“Sentirse impotente para hacer otra cosa que aquello que se hace es la imposición primera de la vocación. La segunda: poner en su realización el empeño extremo…”. Esto escribe Santiago Kovadloff en La suma de los días.
La frase resonó varios días en mi mente y se reveló imperativa delante del rostro difuso del escritor, que aparecía como en sueños, mientras caminaba por pasillos colegiales o de instituciones de nivel superior. Luego fue reemplazada por otras, menos exigentes, más pueriles y olvidables.
Pero me di cuenta de que no me había abandonado del todo cuando, al leer una nota en The New York Times firmada por John King Jr., exsecretario de Educación de los Estados Unidos, reapareció como una ventana emergente imaginaria que me impelía a continuar la lectura de oraciones como esta: “Mi hogar era aterrador e inestable, pero tuve la suerte de tener maestros en las escuelas públicas de la ciudad de Nueva York que hicieron de la escuela un lugar seguro, acogedor, académicamente riguroso y motivador”.
O esta otra: “Si no fuera por el papel que los maestros desempeñaron en mi vida, nunca me habría convertido en maestro, director ni miembro del gabinete del presidente Barack Obama. Los maestros tuvieron más fe en mí que yo mismo; cambiaron mi trayectoria. Pero mi historia no es única”.
Y no es única, es cierto. Cualquiera que haya transitado una escuela se encontró con docentes con los que aprendió cosas inolvidables o que lo ayudaron a estar en paz o en calma, si vivían en casas donde la violencia era la regla o el desinterés, el trato habitual.

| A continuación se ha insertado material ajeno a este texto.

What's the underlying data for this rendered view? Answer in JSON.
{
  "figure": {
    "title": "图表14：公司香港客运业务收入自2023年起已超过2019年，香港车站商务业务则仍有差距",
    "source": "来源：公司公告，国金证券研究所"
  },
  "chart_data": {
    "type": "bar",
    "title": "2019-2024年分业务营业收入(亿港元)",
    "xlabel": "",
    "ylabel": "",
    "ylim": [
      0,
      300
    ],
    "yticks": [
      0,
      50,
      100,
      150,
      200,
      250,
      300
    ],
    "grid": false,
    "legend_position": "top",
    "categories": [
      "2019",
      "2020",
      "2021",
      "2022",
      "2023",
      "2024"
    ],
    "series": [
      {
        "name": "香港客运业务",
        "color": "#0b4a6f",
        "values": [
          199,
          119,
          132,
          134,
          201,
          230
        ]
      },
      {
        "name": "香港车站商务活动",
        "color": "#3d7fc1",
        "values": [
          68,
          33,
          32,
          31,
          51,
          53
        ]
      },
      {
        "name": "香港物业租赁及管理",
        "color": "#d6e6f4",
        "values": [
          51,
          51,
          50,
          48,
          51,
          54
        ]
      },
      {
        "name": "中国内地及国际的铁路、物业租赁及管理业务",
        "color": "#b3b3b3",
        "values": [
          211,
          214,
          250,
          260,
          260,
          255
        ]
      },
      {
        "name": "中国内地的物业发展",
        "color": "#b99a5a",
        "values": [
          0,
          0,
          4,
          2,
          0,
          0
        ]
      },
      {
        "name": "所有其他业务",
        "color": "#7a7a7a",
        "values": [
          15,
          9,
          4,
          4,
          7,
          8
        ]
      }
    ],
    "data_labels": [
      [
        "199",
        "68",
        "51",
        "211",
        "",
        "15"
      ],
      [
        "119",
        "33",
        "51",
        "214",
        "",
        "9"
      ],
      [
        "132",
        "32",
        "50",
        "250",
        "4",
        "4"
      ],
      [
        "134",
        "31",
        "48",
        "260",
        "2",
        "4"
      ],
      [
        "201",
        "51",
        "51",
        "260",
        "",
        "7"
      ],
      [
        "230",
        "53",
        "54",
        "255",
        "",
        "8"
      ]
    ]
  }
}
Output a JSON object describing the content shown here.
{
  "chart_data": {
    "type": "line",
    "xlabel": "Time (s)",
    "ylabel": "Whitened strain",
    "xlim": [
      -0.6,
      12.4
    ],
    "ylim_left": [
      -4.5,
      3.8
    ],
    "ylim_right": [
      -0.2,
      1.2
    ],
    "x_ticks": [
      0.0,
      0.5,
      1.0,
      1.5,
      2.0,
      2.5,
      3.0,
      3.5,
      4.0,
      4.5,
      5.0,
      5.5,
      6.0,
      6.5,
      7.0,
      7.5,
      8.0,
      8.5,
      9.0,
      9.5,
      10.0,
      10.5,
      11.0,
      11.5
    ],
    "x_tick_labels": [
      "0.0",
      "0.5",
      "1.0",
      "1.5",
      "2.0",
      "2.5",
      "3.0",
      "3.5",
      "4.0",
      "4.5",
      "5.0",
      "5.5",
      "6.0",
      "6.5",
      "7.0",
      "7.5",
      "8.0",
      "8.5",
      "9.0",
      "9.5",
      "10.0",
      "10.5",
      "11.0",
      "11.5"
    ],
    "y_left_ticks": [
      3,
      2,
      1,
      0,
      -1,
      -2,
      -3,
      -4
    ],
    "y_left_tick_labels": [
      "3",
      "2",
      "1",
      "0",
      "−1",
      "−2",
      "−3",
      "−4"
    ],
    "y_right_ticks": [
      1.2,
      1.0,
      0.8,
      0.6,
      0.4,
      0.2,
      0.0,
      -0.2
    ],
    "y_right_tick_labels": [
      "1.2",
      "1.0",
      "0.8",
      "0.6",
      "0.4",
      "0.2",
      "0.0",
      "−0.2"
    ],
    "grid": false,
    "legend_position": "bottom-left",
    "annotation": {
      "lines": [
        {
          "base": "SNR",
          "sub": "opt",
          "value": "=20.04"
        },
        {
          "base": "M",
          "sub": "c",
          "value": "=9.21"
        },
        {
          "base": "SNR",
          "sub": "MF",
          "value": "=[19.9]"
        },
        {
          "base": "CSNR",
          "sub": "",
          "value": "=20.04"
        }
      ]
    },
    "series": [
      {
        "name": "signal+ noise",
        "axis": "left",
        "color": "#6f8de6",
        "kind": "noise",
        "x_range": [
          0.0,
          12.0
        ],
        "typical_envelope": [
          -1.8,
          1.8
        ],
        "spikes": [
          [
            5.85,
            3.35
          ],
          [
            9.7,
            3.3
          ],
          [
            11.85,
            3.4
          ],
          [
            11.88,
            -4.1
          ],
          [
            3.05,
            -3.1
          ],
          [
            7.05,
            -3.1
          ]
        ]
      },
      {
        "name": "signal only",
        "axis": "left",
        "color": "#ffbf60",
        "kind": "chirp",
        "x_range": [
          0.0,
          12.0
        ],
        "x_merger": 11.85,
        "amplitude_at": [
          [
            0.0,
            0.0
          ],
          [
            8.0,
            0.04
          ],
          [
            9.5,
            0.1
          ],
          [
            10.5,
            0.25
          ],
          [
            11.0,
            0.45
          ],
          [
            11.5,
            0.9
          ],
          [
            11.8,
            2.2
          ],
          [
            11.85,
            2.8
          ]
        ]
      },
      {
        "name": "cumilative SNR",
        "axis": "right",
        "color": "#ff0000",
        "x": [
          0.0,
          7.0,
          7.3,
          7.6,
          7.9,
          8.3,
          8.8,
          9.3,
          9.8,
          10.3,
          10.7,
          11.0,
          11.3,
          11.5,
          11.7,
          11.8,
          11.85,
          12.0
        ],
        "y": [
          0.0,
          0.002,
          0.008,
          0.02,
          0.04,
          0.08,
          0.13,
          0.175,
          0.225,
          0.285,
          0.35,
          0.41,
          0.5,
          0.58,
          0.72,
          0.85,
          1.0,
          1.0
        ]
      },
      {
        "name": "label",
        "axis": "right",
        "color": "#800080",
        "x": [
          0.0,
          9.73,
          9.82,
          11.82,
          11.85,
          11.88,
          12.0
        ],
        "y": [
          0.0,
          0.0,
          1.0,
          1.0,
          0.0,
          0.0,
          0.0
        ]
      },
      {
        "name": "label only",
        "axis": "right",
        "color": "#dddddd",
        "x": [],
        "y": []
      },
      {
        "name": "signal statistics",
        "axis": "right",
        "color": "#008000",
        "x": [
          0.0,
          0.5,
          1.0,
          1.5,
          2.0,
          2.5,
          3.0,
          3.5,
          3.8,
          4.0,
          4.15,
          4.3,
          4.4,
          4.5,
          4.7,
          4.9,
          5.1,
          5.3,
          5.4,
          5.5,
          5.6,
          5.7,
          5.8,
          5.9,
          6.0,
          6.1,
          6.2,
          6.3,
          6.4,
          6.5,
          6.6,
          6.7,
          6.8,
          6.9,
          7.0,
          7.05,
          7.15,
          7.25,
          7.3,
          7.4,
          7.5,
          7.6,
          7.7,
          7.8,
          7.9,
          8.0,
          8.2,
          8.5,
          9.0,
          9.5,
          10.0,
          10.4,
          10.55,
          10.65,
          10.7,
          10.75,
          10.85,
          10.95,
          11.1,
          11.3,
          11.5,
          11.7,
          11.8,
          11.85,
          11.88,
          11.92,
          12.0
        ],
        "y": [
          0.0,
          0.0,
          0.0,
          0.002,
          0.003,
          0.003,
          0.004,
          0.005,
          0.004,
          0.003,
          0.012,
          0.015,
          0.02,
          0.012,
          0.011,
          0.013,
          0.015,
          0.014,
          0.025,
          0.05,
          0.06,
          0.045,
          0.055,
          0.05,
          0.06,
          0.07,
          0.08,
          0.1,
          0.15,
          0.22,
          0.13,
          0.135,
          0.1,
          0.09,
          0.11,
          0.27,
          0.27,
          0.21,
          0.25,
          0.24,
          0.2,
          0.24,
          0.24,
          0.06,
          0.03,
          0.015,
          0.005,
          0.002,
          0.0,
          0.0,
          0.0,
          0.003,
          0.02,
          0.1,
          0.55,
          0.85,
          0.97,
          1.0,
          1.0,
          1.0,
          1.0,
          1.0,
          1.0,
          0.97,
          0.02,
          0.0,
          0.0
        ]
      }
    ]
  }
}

Muchos acompañaron viajes o salidas educativas de sus estudiantes, estuvieron junto a sus familias cuando estas eran atravesadas por circunstancias de salud fuera de lo común o compartieron su dolor ante una partida prematura o inesperada.
Sin querer, despertaron oportunidades y profesiones, estimularon pasiones o gritaron goles de manera desaforada en tribunas escolares.
Es que pasamos muchos años y tiempo en escuelas, y lo que experimentamos en esos lugares influye profundamente en lo que somos.
La figura del maestro o la maestra aparece allí omnipresente, siempre disponible para cualquier consulta o atenta para cualquier demanda. Una frase suya puede ser crucial. Un gesto o una mirada, determinantes.
Sabemos muy poco de sus vidas. Nada, absolutamente nada, de su cotidiano esfuerzo. Somos testigos descuidados de una brevísima parte de sus existencias. Pero su tarea, como bien escribe King, influye en “el estudiante de bajos recursos, el inmigrante, el estudiante universitario de primera generación… la madre soltera que se esfuerza por pagar sus estudios en un colegio…”.
A esas escuelas y maestros deberíamos brindarles las mejores condiciones que podamos, sin excusas y analizando todo lo bueno que realizan día a día por sus estudiantes, porque “el acceso a la educación enriquecerá sus vidas, expandirá nuestra economía y fortalecerá nuestra democracia”, dice también el actual rector de la Universidad Estatal de Nueva York.
Mi madre, de 86 años, fue maestra rural a sus 18. Luego, la profesión la llevó por otros caminos, incluida la educación diferenciada, como se llamaba en su época, o a la Secretaría Académica Universitaria en La Pampa.
Por mi lado, viajo todas las semanas a localidades de no más de un millar de habitantes a enseñar en el nivel medio. Voy en auto compartido, junto a jóvenes docentes de entre 25 y 36 años.
Los trayectos sirven para charlar de todo un poco: de las noticias, de los proyectos de cada uno o sólo para mirar el campo en silencio, luego de una larga jornada.
Cada tanto afloran historias de estudiantes: de sus alegrías y tristezas, acerca de los hogares de donde provienen, de sus logros cotidianos y a lo que aspiran.
En ellos, como en mi madre, veo la vocación y el empeño extremo del que habla Kovadloff en su libro. Ambos vértices generacionales del mundo educativo renuevan el impulso de los comienzos y contagian a los docentes en formación.
Las preguntas, entonces, surgen de forma natural: ¿por qué las políticas educativas y económicas no los valoran en la medida que merecen? ¿Por qué la educación no tiene la centralidad que requiere imprescindiblemente? ¿Por qué se ausenta de modo inexorable de todas las campañas electorales?